C. L’enfouissement au sein de la terre.

On l’a vu,« Joca Seria » inaugure le motif de la plongée au plus profond de la terre, celle-ci étant conçue comme lieu du cheminement des « germes », au sein de la pourriture. L’image du cheminement souterrain de ces germes hante les textes écrits en 1951 et 1952650. Si l’artiste doit accepter d’être « le lieu où les sentiments se confondent et où se détruisent les idées », comme le suggérait « Le Murmure », il lui faut rejoindre le niveau profond où s’élabore cette alchimie.

La nécessité de l’enfouissement apparaît dès le premier fragment du Malherbe (écrit simultanément à « Joca Seria ») dans lequel Ponge note que « nos sociétés » sont « d’une prétention telle qu’elles imposent à chaque individu le déni et la dérision du principe même de vie : l’harmonie avec ce monde muet qui est notre seule universelle patrie ». « Dès lors », poursuit-il,

‘nous ne savons plus comment vivre… Sauf, dans ce trente-sixième dessous que je viens de dire, à nous enfoncer froidement, en y enfonçant la poésie avec nous. C’est là que nous voyageons ou végétons tour à tour (PM, 35). ’

Très vite, l’image de la descente en profondeur se doublera de l’évocation concrète de l’épaisseur de la terre :

‘Voilà ce contre quoi651, plongeant dans le trente-sixième dessous, chaque poète authentique aujourd’hui par sa seule présence agit. Nous cheminons au niveau des racines, nous menons la vie noire des vers dont chacun remue des tonnes de terre végétale. Voilà où nous devons enfoncer la lyre qui n’est plus à placer au fronton des superstructures, mais doit pourrir dans l’infraordinaire (PAT, 286).’

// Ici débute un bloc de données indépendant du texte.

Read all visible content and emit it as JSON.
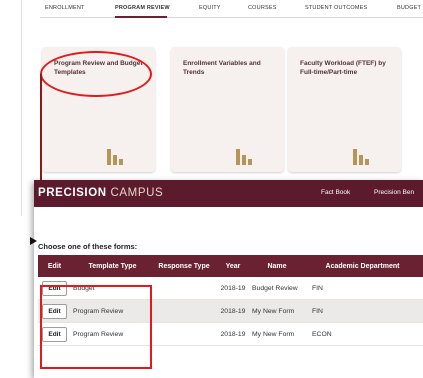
{
  "dashboard": {
    "tabs": [
      {
        "label": "ENROLLMENT"
      },
      {
        "label": "PROGRAM REVIEW"
      },
      {
        "label": "EQUITY"
      },
      {
        "label": "COURSES"
      },
      {
        "label": "STUDENT OUTCOMES"
      },
      {
        "label": "BUDGET"
      }
    ],
    "active_tab": "PROGRAM REVIEW",
    "cards": [
      {
        "title": "Program Review and Budget Templates",
        "icon": "bar-chart-icon"
      },
      {
        "title": "Enrollment Variables and Trends",
        "icon": "bar-chart-icon"
      },
      {
        "title": "Faculty Workload (FTEF) by Full-time/Part-time",
        "icon": "bar-chart-icon"
      }
    ]
  },
  "forms_page": {
    "logo": {
      "bold": "PRECISI",
      "bold_o": "O",
      "bold_n": "N",
      "light": " CAMPUS"
    },
    "header_links": [
      "Fact Book",
      "Precision Ben"
    ],
    "prompt": "Choose one of these forms:",
    "columns": [
      "Edit",
      "Template Type",
      "Response Type",
      "Year",
      "Name",
      "Academic Department"
    ],
    "rows": [
      {
        "edit": "Edit",
        "template_type": "Budget",
        "response_type": "",
        "year": "2018-19",
        "name": "Budget Review",
        "department": "FIN"
      },
      {
        "edit": "Edit",
        "template_type": "Program Review",
        "response_type": "",
        "year": "2018-19",
        "name": "My New Form",
        "department": "FIN"
      },
      {
        "edit": "Edit",
        "template_type": "Program Review",
        "response_type": "",
        "year": "2018-19",
        "name": "My New Form",
        "department": "ECON"
      }
    ]
  },
  "colors": {
    "brand_maroon": "#5c1b2c",
    "table_header": "#6a2233",
    "callout_red": "#e21a1a",
    "card_bg": "#f6f1ee",
    "icon_gold": "#b6955a"
  }
}
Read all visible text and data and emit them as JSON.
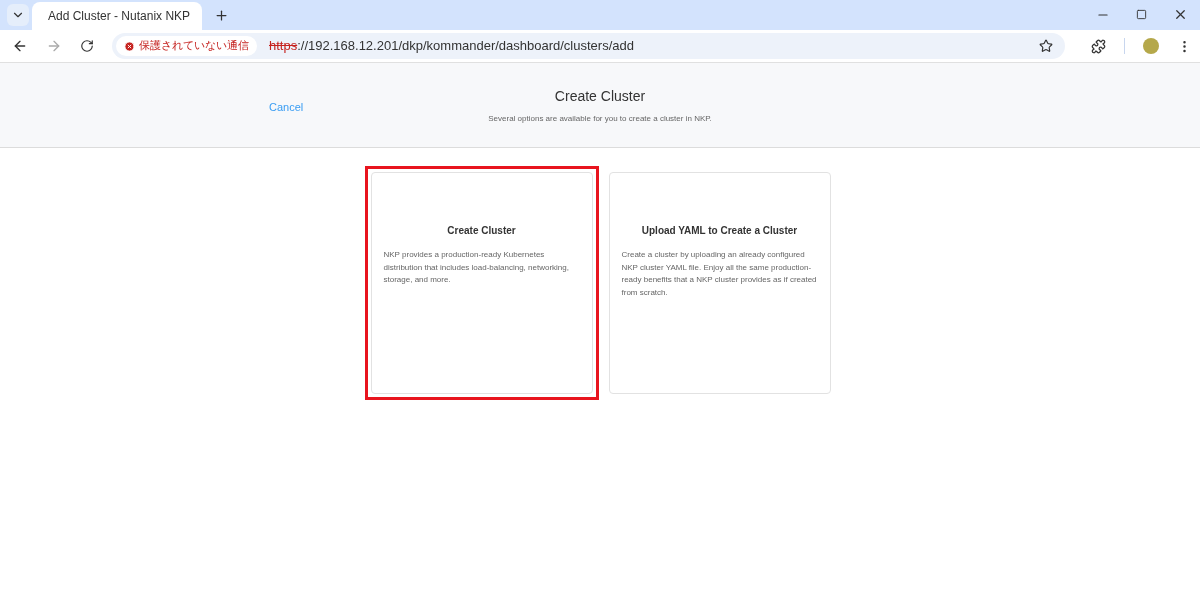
{
  "browser": {
    "tab": {
      "title": "Add Cluster - Nutanix NKP",
      "selected": true
    },
    "security_label": "保護されていない通信",
    "url": {
      "scheme": "https",
      "rest": "://192.168.12.201/dkp/kommander/dashboard/clusters/add",
      "insecure": true
    }
  },
  "header": {
    "cancel": "Cancel",
    "title": "Create Cluster",
    "subtitle": "Several options are available for you to create a cluster in NKP."
  },
  "options": [
    {
      "title": "Create Cluster",
      "description": "NKP provides a production-ready Kubernetes distribution that includes load-balancing, networking, storage, and more.",
      "highlighted": true
    },
    {
      "title": "Upload YAML to Create a Cluster",
      "description": "Create a cluster by uploading an already configured NKP cluster YAML file. Enjoy all the same production-ready benefits that a NKP cluster provides as if created from scratch.",
      "highlighted": false
    }
  ]
}
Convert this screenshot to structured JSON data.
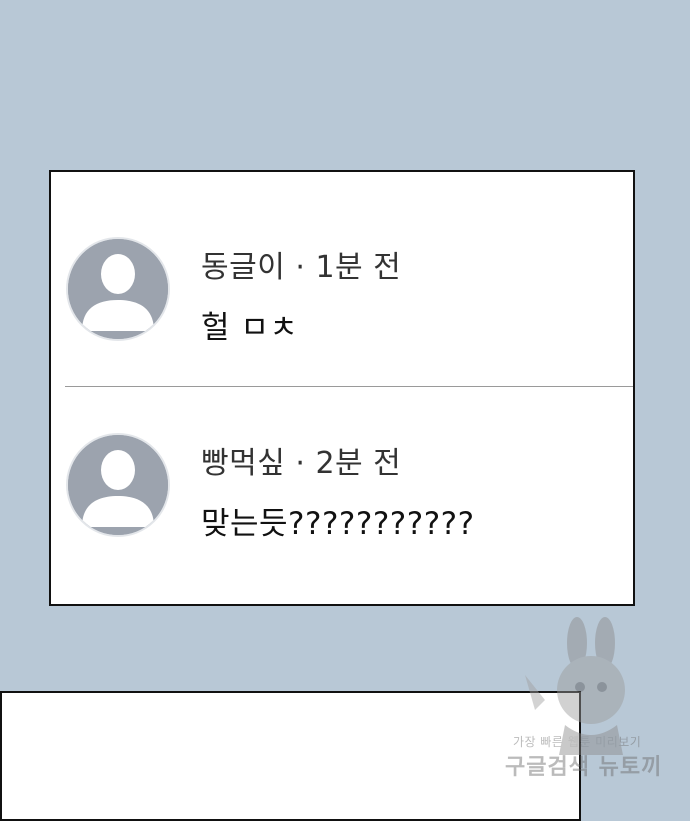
{
  "comments": [
    {
      "author": "동글이",
      "separator": "·",
      "time": "1분 전",
      "text": "헐 ㅁㅊ",
      "avatar_icon": "default-user-avatar-icon"
    },
    {
      "author": "빵먹싶",
      "separator": "·",
      "time": "2분 전",
      "text": "맞는듯???????????",
      "avatar_icon": "default-user-avatar-icon"
    }
  ],
  "watermark": {
    "line1": "가장 빠른 웹툰 미리보기",
    "line2": "구글검색 뉴토끼"
  },
  "colors": {
    "background": "#b8c8d6",
    "card": "#ffffff",
    "card_border": "#111111",
    "avatar": "#9ca3ae",
    "divider": "#9a9a9a"
  }
}
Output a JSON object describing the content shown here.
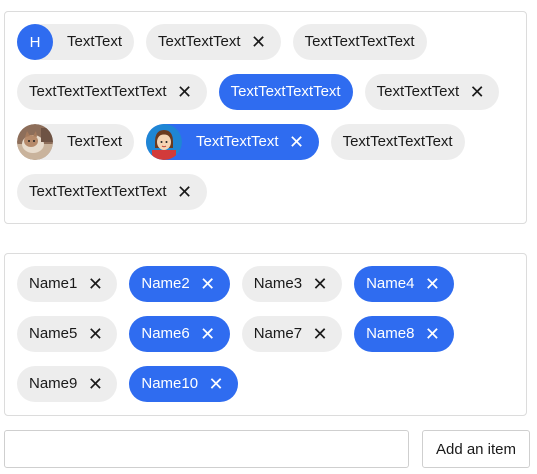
{
  "top_chips": [
    {
      "label": "TextText",
      "avatar": {
        "type": "letter",
        "text": "H"
      },
      "selected": false,
      "closable": false
    },
    {
      "label": "TextTextText",
      "selected": false,
      "closable": true
    },
    {
      "label": "TextTextTextText",
      "selected": false,
      "closable": false
    },
    {
      "label": "TextTextTextTextText",
      "selected": false,
      "closable": true
    },
    {
      "label": "TextTextTextText",
      "selected": true,
      "closable": false
    },
    {
      "label": "TextTextText",
      "selected": false,
      "closable": true
    },
    {
      "label": "TextText",
      "avatar": {
        "type": "photo-cat"
      },
      "selected": false,
      "closable": false
    },
    {
      "label": "TextTextText",
      "avatar": {
        "type": "cartoon-person"
      },
      "selected": true,
      "closable": true
    },
    {
      "label": "TextTextTextText",
      "selected": false,
      "closable": false
    },
    {
      "label": "TextTextTextTextText",
      "selected": false,
      "closable": true
    }
  ],
  "name_chips": [
    {
      "label": "Name1",
      "selected": false
    },
    {
      "label": "Name2",
      "selected": true
    },
    {
      "label": "Name3",
      "selected": false
    },
    {
      "label": "Name4",
      "selected": true
    },
    {
      "label": "Name5",
      "selected": false
    },
    {
      "label": "Name6",
      "selected": true
    },
    {
      "label": "Name7",
      "selected": false
    },
    {
      "label": "Name8",
      "selected": true
    },
    {
      "label": "Name9",
      "selected": false
    },
    {
      "label": "Name10",
      "selected": true
    }
  ],
  "close_glyph": "✕",
  "input": {
    "value": "",
    "placeholder": ""
  },
  "add_button_label": "Add an item",
  "colors": {
    "accent": "#2f6cf0",
    "chip_bg": "#ededed"
  }
}
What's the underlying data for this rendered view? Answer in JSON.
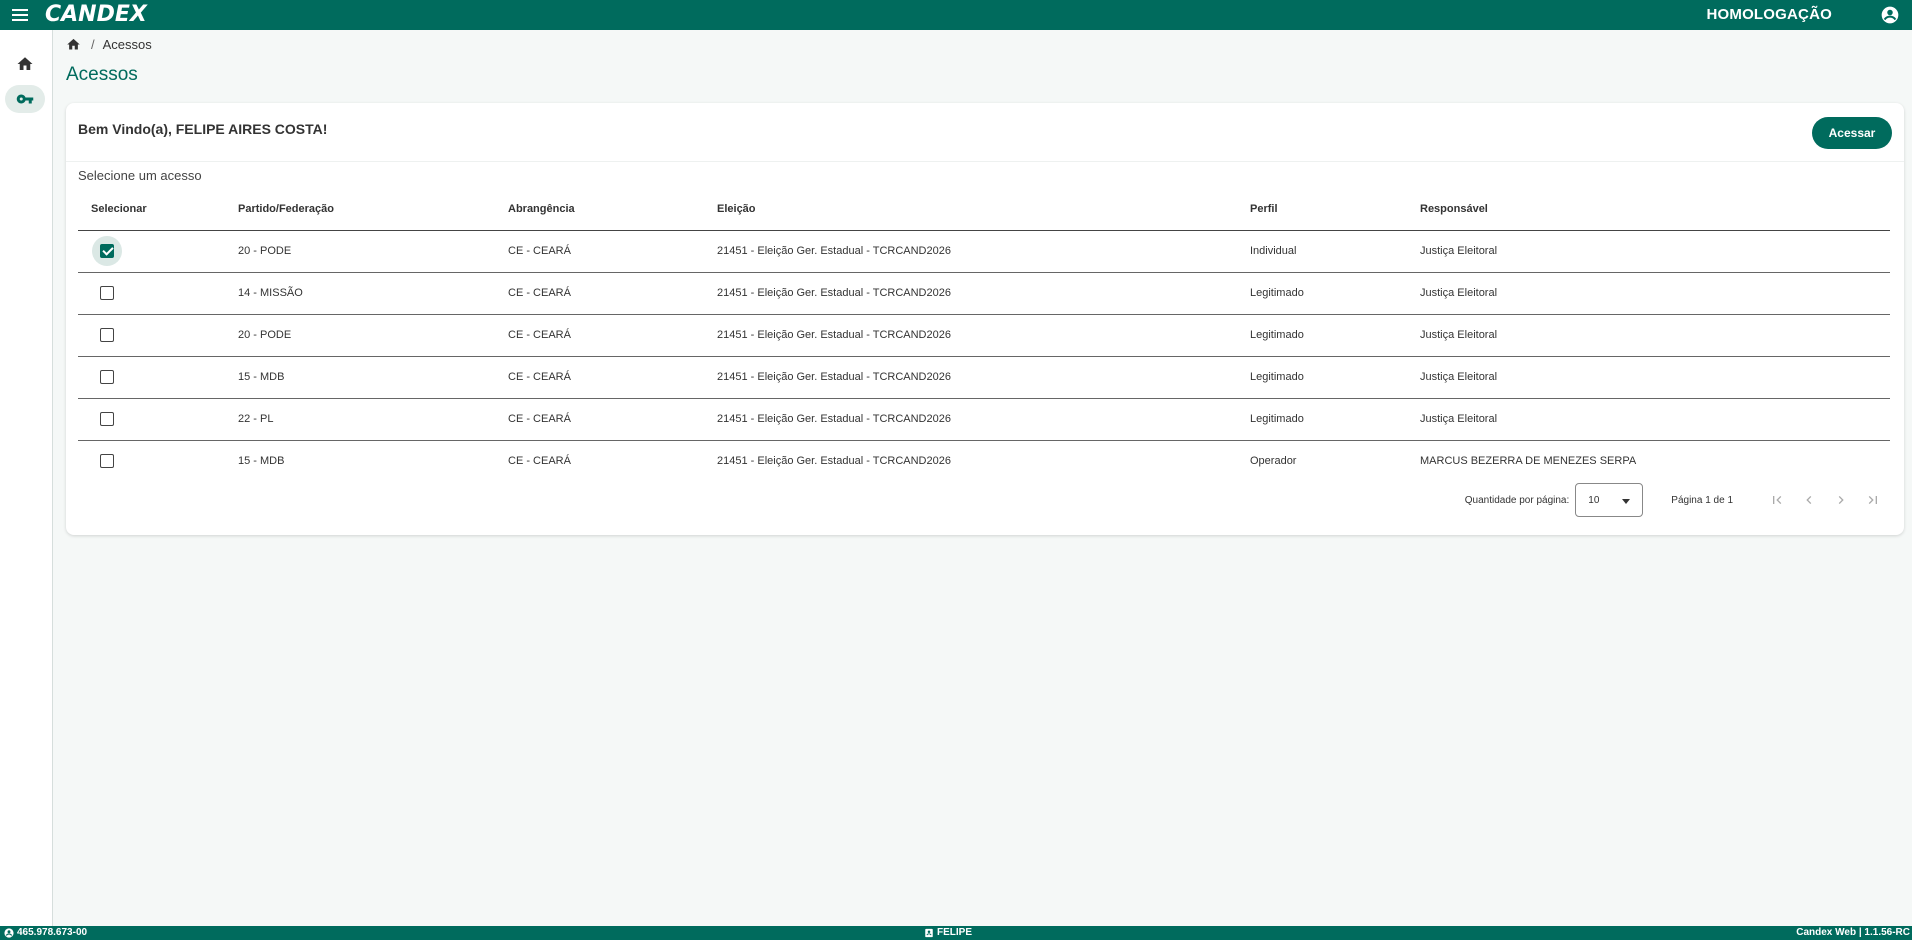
{
  "header": {
    "logo_text": "CANDEX",
    "environment": "HOMOLOGAÇÃO"
  },
  "breadcrumb": {
    "current": "Acessos"
  },
  "page": {
    "title": "Acessos"
  },
  "card": {
    "welcome": "Bem Vindo(a), FELIPE AIRES COSTA!",
    "action_label": "Acessar",
    "subtitle": "Selecione um acesso"
  },
  "table": {
    "columns": [
      "Selecionar",
      "Partido/Federação",
      "Abrangência",
      "Eleição",
      "Perfil",
      "Responsável"
    ],
    "rows": [
      {
        "checked": true,
        "partido": "20 - PODE",
        "abrangencia": "CE - CEARÁ",
        "eleicao": "21451 - Eleição Ger. Estadual - TCRCAND2026",
        "perfil": "Individual",
        "responsavel": "Justiça Eleitoral"
      },
      {
        "checked": false,
        "partido": "14 - MISSÃO",
        "abrangencia": "CE - CEARÁ",
        "eleicao": "21451 - Eleição Ger. Estadual - TCRCAND2026",
        "perfil": "Legitimado",
        "responsavel": "Justiça Eleitoral"
      },
      {
        "checked": false,
        "partido": "20 - PODE",
        "abrangencia": "CE - CEARÁ",
        "eleicao": "21451 - Eleição Ger. Estadual - TCRCAND2026",
        "perfil": "Legitimado",
        "responsavel": "Justiça Eleitoral"
      },
      {
        "checked": false,
        "partido": "15 - MDB",
        "abrangencia": "CE - CEARÁ",
        "eleicao": "21451 - Eleição Ger. Estadual - TCRCAND2026",
        "perfil": "Legitimado",
        "responsavel": "Justiça Eleitoral"
      },
      {
        "checked": false,
        "partido": "22 - PL",
        "abrangencia": "CE - CEARÁ",
        "eleicao": "21451 - Eleição Ger. Estadual - TCRCAND2026",
        "perfil": "Legitimado",
        "responsavel": "Justiça Eleitoral"
      },
      {
        "checked": false,
        "partido": "15 - MDB",
        "abrangencia": "CE - CEARÁ",
        "eleicao": "21451 - Eleição Ger. Estadual - TCRCAND2026",
        "perfil": "Operador",
        "responsavel": "MARCUS BEZERRA DE MENEZES SERPA"
      }
    ]
  },
  "paginator": {
    "page_size_label": "Quantidade por página:",
    "page_size_value": "10",
    "range_label": "Página 1 de 1"
  },
  "footer": {
    "cpf": "465.978.673-00",
    "user": "FELIPE",
    "version": "Candex Web | 1.1.56-RC"
  },
  "colors": {
    "primary": "#006b5d",
    "background": "#f5f8f7"
  },
  "icons": {
    "menu": "menu-icon",
    "account": "account-circle-icon",
    "home": "home-icon",
    "key": "key-icon"
  }
}
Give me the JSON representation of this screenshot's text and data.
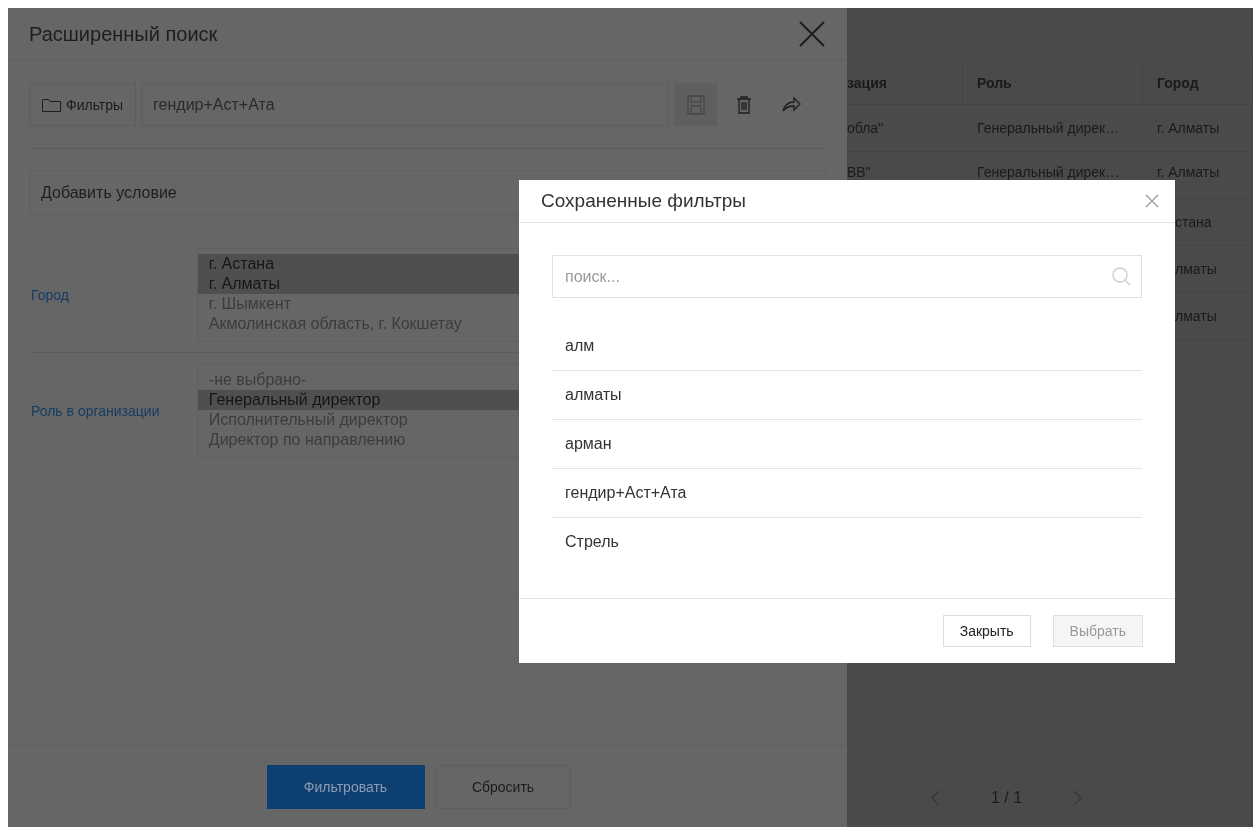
{
  "search_panel": {
    "title": "Расширенный поиск",
    "filters_button": "Фильтры",
    "filter_name": "гендир+Аст+Ата",
    "add_condition": "Добавить условие",
    "conditions": [
      {
        "label": "Город",
        "options": [
          {
            "text": "г. Астана",
            "selected": true
          },
          {
            "text": "г. Алматы",
            "selected": true
          },
          {
            "text": "г. Шымкент",
            "selected": false
          },
          {
            "text": "Акмолинская область, г. Кокшетау",
            "selected": false
          }
        ]
      },
      {
        "label": "Роль в организации",
        "options": [
          {
            "text": "-не выбрано-",
            "selected": false
          },
          {
            "text": "Генеральный директор",
            "selected": true
          },
          {
            "text": "Исполнительный директор",
            "selected": false
          },
          {
            "text": "Директор по направлению",
            "selected": false
          }
        ]
      }
    ],
    "buttons": [
      {
        "label": "Фильтровать",
        "kind": "primary"
      },
      {
        "label": "Сбросить",
        "kind": "default"
      }
    ]
  },
  "results_table": {
    "columns": [
      "зация",
      "Роль",
      "Город"
    ],
    "rows": [
      {
        "cells": [
          "обла\"",
          "Генеральный дирек…",
          "г. Алматы"
        ]
      },
      {
        "cells": [
          "ВВ\"",
          "Генеральный дирек…",
          "г. Алматы"
        ]
      },
      {
        "cells": [
          null,
          null,
          "стана"
        ]
      },
      {
        "cells": [
          null,
          null,
          "лматы"
        ]
      },
      {
        "cells": [
          null,
          null,
          "лматы"
        ]
      }
    ],
    "pagination": "1 / 1"
  },
  "saved_filters": {
    "title": "Сохраненные фильтры",
    "search_placeholder": "поиск...",
    "items": [
      "алм",
      "алматы",
      "арман",
      "гендир+Аст+Ата",
      "Стрель"
    ],
    "buttons": [
      {
        "label": "Закрыть",
        "disabled": false
      },
      {
        "label": "Выбрать",
        "disabled": true
      }
    ]
  }
}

Le thème de l’enfouissement est en relation étroite avec le motif récent du « trente-sixième dessous » et avec ceux, plus anciens, de l’aventure organique et de la nuit.

Notes
650.

Dans « Le monde muet est notre seule patrie» : « nous avons à nous féliciter d’être logés plutôt de ce côté, du fait que la plaisante anarchie qui y règne permet du moins que les germes vivent, s’enfoncent (d’ailleurs le plus souvent dans la misère), mais enfin vivent, et viennent en surface parfois » (M,I, 629). Dans « Entretien avec Breton et Reverdy » (octobre 52) : « par-dessous  la pseudo-civilisation finissante  cheminent, depuis près d’un siècle déjà et viennent en surface parfois, les germes d’un événement – ou avènement – plus sérieux » (M, I,687).

651.

Il s’agit de la dogmatisation qui conduit immanquablement à la mort des civilisations. Ponge écrit ceci en novembre 1951.